Q : Comment le numérique change-t-il les manières d'aborder l'art ?

R : Le numérique change la donne. L'art sort de la galerie. Il y a un écueil en revanche avec les installations photos : on peut avoir vu quelque chose sans l'avoir vécu. On peut perdre en substance par rapport à une oeuvre. Il faut être vigilant par rapport à ça lorsqu'on « consomme » l'art. L'action derrière un écran va aplatir. Dans la pratique artistique, on tend à sortir du cadre du tableau et on retombe derrière un cadre : celui de l'ordinateur.
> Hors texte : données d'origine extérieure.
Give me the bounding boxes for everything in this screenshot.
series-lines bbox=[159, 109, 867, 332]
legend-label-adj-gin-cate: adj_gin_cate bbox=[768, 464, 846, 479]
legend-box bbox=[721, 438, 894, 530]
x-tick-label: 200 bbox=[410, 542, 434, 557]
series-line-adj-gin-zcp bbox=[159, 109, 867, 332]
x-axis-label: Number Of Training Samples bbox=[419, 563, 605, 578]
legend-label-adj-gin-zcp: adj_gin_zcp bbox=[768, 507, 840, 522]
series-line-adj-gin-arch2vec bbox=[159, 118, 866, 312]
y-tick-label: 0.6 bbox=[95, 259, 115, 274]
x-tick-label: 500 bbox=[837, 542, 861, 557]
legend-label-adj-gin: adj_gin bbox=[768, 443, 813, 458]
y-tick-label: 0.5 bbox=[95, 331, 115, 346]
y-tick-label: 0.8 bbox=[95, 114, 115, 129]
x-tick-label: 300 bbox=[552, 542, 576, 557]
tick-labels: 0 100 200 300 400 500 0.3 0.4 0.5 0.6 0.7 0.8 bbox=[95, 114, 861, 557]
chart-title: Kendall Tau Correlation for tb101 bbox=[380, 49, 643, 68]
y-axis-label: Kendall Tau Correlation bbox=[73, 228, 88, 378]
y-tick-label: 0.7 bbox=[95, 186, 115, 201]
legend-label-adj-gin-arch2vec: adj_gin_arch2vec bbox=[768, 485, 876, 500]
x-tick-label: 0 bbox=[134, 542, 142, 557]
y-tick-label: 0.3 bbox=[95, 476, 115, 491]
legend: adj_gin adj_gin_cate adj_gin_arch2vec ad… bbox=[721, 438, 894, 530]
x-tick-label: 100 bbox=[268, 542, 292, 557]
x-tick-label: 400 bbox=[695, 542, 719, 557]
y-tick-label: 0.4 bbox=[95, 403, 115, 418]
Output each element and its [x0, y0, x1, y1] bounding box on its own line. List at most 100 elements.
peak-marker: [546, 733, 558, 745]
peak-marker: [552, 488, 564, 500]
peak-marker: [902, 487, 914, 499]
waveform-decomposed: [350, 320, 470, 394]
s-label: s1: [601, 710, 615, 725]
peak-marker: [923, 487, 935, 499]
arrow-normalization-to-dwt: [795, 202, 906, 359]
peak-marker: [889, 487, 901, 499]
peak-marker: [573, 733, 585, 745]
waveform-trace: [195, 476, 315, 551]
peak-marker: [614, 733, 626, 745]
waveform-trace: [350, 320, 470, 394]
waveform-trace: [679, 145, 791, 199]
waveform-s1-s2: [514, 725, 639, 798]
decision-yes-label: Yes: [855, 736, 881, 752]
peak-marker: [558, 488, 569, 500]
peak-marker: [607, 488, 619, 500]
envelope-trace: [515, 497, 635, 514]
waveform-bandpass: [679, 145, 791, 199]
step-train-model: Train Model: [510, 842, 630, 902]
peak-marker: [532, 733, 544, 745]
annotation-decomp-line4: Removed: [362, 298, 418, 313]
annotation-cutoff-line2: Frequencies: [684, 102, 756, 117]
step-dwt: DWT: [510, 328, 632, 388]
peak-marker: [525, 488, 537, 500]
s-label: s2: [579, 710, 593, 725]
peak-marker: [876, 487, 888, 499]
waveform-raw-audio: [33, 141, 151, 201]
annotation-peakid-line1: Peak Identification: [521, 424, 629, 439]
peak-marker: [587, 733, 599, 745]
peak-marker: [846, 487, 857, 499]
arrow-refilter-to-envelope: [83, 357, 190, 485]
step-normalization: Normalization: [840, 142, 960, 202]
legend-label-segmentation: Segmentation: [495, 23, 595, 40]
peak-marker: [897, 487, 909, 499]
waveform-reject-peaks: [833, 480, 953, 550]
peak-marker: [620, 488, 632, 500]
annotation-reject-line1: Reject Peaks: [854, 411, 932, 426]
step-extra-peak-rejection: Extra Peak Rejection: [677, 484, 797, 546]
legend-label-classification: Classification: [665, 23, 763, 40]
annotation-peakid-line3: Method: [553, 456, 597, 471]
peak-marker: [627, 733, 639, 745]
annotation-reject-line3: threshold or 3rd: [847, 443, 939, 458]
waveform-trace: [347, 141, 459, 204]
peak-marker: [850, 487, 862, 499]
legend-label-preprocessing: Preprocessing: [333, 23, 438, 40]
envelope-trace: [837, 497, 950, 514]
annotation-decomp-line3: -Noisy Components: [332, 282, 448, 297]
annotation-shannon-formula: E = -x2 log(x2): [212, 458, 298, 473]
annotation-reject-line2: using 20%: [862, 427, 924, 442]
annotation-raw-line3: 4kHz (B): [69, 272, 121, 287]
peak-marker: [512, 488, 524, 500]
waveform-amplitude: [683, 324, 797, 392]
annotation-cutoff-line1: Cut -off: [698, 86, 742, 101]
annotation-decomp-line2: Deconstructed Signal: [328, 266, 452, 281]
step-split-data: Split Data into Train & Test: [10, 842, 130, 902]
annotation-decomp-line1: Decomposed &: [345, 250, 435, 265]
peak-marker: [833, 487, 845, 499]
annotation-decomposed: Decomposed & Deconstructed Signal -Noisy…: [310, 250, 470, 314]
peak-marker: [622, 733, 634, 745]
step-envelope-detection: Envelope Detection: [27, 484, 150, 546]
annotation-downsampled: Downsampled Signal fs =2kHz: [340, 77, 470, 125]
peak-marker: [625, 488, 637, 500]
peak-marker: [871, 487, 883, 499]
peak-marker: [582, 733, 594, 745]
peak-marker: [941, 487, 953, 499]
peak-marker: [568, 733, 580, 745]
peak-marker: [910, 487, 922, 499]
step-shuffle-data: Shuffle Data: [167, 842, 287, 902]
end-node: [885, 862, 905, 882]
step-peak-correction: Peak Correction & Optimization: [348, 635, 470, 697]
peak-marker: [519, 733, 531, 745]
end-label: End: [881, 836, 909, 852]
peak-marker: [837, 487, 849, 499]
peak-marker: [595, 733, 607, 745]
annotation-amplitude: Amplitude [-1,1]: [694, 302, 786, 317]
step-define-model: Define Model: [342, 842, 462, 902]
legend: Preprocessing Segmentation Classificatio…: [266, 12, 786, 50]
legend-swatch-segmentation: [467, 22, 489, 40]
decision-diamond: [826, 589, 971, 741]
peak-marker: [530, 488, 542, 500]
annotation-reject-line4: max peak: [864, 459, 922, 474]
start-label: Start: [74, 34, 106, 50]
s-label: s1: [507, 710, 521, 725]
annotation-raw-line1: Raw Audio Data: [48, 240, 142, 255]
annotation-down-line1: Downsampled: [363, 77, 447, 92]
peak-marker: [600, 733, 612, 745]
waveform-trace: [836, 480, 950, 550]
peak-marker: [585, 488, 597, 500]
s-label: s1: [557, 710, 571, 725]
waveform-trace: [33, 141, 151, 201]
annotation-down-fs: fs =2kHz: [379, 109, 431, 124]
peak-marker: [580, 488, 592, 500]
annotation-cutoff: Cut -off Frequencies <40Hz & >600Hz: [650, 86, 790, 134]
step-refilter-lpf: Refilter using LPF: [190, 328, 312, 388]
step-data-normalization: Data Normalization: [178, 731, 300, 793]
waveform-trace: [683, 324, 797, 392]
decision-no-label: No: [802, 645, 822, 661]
Cela donne un outil puissant à l'artiste. On peut envisager des pratiques mais cela tâtonne énormément. Cela laisse un champ assez vaste pour l'artiste pour envisager le rapport au public.

Ensuite, c'est aussi un média de diffusion. Avec la révolution douce qui a touché la communication, on envisage encore les ordinateurs comme des pages. La transition ne s'est pas encore faite par rapport aux médias. On va peut-être trouver la vraie utilisation par des pratiques expérimentales.

Q : Pourquoi la diversification des formes de dialogue via le développement de festivals & des hors-les-murs sont nécessaires au rayonnement culturel des institutions, des artistes et des territoires investis ?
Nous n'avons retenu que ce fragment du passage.